Mostly with all N adapters it is very much so possible to catch G signals with a N-adapter, but the other way around i am not sure about.

His wireless card might be both G and N compatible which would mean its a N adapter in his laptop maybe????


----------



## Duffman (Mar 31, 2008)

an N router will most likely have G as well.  I would think an N card would also have G but a G card wouldn't be able to to pick up N


----------



## domy85 (Mar 31, 2008)

Indeed, i second that

Cant breathe, Oh no.....


----------



## PVTCaboose1337 (Mar 31, 2008)

The wireless protocol N is backward compatible with G.


----------



## ginger (Mar 31, 2008)

Laptops usually have thier wireless antennas in the top part of the screen frame that is probably the reason your friend can see more wireless networks than you because you use a PCI wireless card that is low to the ground and behind your PC case this blocks signal.

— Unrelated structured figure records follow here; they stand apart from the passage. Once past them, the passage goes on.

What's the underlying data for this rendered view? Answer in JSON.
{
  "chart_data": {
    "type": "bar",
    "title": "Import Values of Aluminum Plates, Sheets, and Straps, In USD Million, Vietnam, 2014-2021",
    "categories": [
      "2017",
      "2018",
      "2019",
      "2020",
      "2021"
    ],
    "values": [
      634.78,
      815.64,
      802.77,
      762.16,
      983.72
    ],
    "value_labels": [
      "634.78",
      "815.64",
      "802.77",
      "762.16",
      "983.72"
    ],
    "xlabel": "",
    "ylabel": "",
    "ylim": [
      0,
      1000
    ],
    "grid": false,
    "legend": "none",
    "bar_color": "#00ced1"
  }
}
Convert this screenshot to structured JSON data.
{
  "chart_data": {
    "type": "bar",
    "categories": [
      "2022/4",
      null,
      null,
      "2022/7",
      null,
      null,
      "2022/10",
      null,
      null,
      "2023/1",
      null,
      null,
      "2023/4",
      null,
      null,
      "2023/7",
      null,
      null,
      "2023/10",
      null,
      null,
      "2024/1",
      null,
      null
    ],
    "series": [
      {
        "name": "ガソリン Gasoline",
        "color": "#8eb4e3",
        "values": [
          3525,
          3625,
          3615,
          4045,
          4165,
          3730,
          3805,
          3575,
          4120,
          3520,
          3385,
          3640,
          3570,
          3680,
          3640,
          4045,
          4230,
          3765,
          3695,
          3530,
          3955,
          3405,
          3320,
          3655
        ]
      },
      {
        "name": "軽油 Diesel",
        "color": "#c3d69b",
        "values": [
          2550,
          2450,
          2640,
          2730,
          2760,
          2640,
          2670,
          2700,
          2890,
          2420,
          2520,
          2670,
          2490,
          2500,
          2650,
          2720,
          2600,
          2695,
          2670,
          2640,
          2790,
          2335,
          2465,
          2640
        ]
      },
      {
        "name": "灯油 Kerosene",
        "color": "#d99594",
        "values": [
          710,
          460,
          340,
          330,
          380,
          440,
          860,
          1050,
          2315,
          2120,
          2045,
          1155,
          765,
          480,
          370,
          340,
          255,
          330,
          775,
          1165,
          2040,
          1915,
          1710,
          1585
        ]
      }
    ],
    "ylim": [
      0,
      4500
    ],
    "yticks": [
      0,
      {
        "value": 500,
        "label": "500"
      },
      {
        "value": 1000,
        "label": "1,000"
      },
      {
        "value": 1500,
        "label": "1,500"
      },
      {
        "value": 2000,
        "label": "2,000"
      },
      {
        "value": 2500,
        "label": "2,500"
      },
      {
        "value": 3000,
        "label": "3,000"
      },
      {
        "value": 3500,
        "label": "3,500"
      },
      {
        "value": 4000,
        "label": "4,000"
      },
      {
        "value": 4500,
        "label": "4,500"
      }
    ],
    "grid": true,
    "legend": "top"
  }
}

I use a wireless USB stick and get quite good coverage.

Try buying a better antenna one with about 10 -14 dbi.


----------



## Network_guy (Mar 31, 2008)

mine is flat out crap, but I will get a good N-adapter like this one
http://canadacomputers.com/index.php?do=ShowProduct&cmd=pd&pid=015045&cid=NT.541

then I will buy a bunch of usb extension cables, and place it right near my window

I have this right now
http://canadacomputers.com/index.php?do=ShowProduct&cmd=pd&pid=004664&cid=NT.541


----------



## Duffman (Mar 31, 2008)

yah, that's prolly your issue.  That being stuck behind the case/desk is killing it's signal


----------



## Easy Rhino (Mar 31, 2008)

my pci wireless n adapter catches wireless g signals. i have a wireless n router but i have to set it to g because my wife's laptop only does g :shadedshu


----------



## Network_guy (Mar 31, 2008)

thanks

btw get her a N card


----------



## Easy Rhino (Apr 1, 2008)

Network_guy said:


> thanks
> 
> btw get her a N card



i would but its an interal wifi card and i dont feel like spending 50 bucks on an N card for a laptop that is 5 years old.


----------



## viczulis (Apr 1, 2008)

yea I have a wireless G router, with two computers with usb N and two with wireless G works real good. N seems to be stronger. The two set-ups with N are farther any from router and comes in good where G use to give me a problem.


----------



## ginger (Apr 1, 2008)

If you can find one with an external antenna that would be better.


----------



## viczulis (Apr 1, 2008)

The linksys usb N one comes with a 6 foot wire so it can sit on top of desk etc. I think its great because its away from case.


----------



## viczulis (Apr 1, 2008)

Heres what I got. Like I said it has a 6 foot wire that plugs into USB.


----------



## Network_guy (Apr 1, 2008)

thanks all, ill just get a good one, and some usb extension cables and stick it right on my window


----------